The president’s further lurch toward the left is bad news not only for businessmen. Since the election the government has continued to attack independent media, including the country’s two most important newspapers, Clarin and La Nacion. Economists who dare to report the true rate of inflation — upward of 20 percent — are subject to prosecution, while the official figures are doctored. Ms. Fernandez is said to be guided by a circle of militants led by her son, Maximo, and named after a leftist president of the early 1970s, Hector Campora.
The curse that shadows this once-rich country is the inability of its political class to learn from its blunders — or from its neighbors.
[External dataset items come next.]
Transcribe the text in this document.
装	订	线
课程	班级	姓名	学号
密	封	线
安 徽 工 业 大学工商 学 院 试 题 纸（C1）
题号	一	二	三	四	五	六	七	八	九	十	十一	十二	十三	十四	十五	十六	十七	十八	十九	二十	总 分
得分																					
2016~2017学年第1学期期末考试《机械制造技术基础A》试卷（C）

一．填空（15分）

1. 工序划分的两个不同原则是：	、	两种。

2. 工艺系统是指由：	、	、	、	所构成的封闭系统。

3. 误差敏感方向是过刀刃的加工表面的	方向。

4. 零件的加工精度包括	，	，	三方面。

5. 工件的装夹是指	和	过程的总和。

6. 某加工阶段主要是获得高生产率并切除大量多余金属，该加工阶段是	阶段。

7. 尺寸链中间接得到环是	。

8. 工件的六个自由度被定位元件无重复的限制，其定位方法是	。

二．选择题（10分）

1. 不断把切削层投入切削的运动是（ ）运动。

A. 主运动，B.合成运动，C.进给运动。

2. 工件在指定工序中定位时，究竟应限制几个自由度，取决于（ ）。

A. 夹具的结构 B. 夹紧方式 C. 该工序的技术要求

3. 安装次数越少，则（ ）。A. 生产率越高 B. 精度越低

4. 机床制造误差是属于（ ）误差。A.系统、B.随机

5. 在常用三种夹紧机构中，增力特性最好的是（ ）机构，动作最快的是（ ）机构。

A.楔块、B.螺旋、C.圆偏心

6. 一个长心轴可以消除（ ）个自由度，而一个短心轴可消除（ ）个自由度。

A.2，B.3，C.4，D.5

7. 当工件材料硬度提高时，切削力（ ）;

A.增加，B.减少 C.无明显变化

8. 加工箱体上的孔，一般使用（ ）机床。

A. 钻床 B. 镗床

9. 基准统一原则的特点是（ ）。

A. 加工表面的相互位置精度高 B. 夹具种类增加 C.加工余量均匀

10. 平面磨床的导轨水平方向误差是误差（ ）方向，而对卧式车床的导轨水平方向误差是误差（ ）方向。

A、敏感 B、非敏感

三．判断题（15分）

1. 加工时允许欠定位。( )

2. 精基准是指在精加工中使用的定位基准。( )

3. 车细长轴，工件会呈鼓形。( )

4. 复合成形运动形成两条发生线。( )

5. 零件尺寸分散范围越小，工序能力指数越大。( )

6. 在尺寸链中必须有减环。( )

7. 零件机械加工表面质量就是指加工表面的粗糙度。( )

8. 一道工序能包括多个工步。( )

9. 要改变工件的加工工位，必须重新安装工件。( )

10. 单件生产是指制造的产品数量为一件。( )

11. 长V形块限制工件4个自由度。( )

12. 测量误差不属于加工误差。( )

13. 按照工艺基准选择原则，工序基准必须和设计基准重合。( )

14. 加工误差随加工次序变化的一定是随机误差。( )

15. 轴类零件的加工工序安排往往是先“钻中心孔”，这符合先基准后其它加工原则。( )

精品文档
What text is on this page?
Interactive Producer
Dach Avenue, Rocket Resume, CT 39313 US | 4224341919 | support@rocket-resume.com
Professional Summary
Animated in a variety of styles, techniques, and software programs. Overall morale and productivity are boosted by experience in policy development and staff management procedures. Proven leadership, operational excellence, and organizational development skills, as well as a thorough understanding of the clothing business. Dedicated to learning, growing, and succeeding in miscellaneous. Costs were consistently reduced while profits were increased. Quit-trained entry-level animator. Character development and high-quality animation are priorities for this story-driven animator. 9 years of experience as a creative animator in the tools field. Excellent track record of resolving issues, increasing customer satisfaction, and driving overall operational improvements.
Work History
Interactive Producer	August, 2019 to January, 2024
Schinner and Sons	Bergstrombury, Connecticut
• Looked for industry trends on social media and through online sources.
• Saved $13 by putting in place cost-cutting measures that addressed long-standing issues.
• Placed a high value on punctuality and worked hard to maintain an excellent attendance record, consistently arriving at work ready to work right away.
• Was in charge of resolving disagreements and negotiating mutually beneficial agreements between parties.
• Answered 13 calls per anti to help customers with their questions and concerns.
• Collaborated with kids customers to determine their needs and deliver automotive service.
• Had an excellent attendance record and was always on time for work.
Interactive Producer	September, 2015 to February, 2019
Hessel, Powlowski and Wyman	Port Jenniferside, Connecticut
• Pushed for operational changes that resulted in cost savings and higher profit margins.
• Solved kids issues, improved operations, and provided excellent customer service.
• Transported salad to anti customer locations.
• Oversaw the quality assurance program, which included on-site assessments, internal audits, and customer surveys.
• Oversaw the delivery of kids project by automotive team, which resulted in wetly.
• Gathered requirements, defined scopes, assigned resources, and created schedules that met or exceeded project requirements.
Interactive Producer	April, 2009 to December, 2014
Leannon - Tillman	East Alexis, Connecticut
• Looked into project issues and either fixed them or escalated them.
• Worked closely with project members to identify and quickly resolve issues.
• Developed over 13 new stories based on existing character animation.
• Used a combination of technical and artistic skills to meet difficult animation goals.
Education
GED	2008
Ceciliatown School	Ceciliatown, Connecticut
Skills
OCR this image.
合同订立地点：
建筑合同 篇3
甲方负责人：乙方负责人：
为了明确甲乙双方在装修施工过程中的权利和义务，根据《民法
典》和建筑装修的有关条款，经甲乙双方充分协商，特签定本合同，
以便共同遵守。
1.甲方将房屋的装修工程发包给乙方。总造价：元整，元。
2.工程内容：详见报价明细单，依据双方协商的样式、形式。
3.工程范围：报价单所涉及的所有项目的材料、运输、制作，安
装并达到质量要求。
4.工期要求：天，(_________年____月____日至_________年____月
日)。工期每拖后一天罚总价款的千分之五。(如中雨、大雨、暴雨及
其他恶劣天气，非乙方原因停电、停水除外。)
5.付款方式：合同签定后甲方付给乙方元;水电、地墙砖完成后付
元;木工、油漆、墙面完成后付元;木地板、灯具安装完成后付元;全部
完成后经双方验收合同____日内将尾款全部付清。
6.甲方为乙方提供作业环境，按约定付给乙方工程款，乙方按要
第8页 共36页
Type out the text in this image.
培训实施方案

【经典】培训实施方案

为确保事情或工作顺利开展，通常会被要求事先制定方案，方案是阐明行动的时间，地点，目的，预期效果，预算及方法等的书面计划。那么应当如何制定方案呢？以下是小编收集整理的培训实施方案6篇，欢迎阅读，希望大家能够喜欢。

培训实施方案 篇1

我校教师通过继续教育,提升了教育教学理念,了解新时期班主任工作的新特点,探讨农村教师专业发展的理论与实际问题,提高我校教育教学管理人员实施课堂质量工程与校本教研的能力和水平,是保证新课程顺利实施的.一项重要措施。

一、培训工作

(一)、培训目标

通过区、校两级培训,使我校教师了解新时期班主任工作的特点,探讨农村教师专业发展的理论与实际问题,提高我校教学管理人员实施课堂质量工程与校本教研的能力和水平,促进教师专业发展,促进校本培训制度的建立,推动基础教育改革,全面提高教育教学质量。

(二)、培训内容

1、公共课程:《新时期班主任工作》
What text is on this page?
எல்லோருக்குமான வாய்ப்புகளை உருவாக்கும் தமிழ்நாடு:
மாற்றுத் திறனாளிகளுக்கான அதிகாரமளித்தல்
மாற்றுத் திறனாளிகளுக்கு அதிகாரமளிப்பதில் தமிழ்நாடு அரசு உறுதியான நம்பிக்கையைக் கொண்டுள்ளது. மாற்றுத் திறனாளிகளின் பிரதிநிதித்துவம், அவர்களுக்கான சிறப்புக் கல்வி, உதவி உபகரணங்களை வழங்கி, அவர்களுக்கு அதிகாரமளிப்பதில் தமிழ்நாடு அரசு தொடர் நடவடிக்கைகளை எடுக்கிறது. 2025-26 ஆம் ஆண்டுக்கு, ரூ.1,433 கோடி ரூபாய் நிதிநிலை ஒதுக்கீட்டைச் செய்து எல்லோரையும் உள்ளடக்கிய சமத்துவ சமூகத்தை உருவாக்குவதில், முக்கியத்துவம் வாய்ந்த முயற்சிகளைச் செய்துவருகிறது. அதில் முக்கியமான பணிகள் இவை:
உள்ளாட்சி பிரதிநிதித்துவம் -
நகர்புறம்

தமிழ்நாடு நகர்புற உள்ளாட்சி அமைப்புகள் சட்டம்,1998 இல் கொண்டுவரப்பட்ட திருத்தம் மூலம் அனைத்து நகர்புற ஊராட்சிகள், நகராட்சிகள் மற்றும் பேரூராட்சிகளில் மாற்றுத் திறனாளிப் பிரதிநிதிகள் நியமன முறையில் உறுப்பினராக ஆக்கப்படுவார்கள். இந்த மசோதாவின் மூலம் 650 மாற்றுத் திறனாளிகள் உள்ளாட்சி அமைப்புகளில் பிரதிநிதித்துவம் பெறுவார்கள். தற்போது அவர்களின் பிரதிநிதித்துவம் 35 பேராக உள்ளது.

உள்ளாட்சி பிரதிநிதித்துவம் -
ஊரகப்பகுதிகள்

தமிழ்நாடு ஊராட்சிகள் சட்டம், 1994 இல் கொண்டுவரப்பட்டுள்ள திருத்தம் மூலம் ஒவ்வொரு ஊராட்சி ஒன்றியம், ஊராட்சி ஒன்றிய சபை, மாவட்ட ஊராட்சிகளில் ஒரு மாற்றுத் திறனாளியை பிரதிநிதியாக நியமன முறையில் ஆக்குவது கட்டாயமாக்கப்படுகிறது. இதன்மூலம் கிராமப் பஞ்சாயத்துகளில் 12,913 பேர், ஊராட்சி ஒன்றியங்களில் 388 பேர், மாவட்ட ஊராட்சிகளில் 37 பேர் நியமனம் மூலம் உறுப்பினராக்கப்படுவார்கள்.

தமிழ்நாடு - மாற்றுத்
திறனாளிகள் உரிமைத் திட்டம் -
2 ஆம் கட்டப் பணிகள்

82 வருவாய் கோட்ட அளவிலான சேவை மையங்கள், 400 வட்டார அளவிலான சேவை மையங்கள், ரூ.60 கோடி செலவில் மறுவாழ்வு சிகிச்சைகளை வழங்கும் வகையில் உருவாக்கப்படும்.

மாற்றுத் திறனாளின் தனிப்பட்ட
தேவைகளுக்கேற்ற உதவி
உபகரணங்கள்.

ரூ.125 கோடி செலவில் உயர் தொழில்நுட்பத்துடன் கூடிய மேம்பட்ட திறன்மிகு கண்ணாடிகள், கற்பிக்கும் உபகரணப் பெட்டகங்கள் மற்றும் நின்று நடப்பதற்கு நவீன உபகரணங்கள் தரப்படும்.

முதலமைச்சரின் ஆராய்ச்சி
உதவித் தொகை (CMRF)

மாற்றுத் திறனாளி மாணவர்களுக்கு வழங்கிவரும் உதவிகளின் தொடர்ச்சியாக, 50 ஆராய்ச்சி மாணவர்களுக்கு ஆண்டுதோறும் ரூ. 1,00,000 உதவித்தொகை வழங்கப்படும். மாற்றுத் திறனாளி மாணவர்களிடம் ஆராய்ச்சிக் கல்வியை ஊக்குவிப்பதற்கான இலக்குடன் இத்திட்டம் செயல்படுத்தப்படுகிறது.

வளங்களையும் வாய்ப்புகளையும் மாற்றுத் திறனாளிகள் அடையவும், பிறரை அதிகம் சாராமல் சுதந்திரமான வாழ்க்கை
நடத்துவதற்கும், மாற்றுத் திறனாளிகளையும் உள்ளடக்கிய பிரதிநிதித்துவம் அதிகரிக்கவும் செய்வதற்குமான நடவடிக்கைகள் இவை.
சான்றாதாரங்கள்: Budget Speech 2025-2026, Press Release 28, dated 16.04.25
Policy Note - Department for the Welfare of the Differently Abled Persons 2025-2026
While Brazil and Mexico power ahead, integrating with the world economy and consolidating stable democracies, Argentina under Ms. Fernandez is headed inexorably toward another crash. While there is little the rest of the world can do to prevent it, one way to send a wake-up call would be to remove Argentina from the Group of 20, the supposedly elite club of nations that gathers to weigh world economic problems. Neighboring Chile, which has far surpassed Argentina in economic and political development, would be the ideal replacement.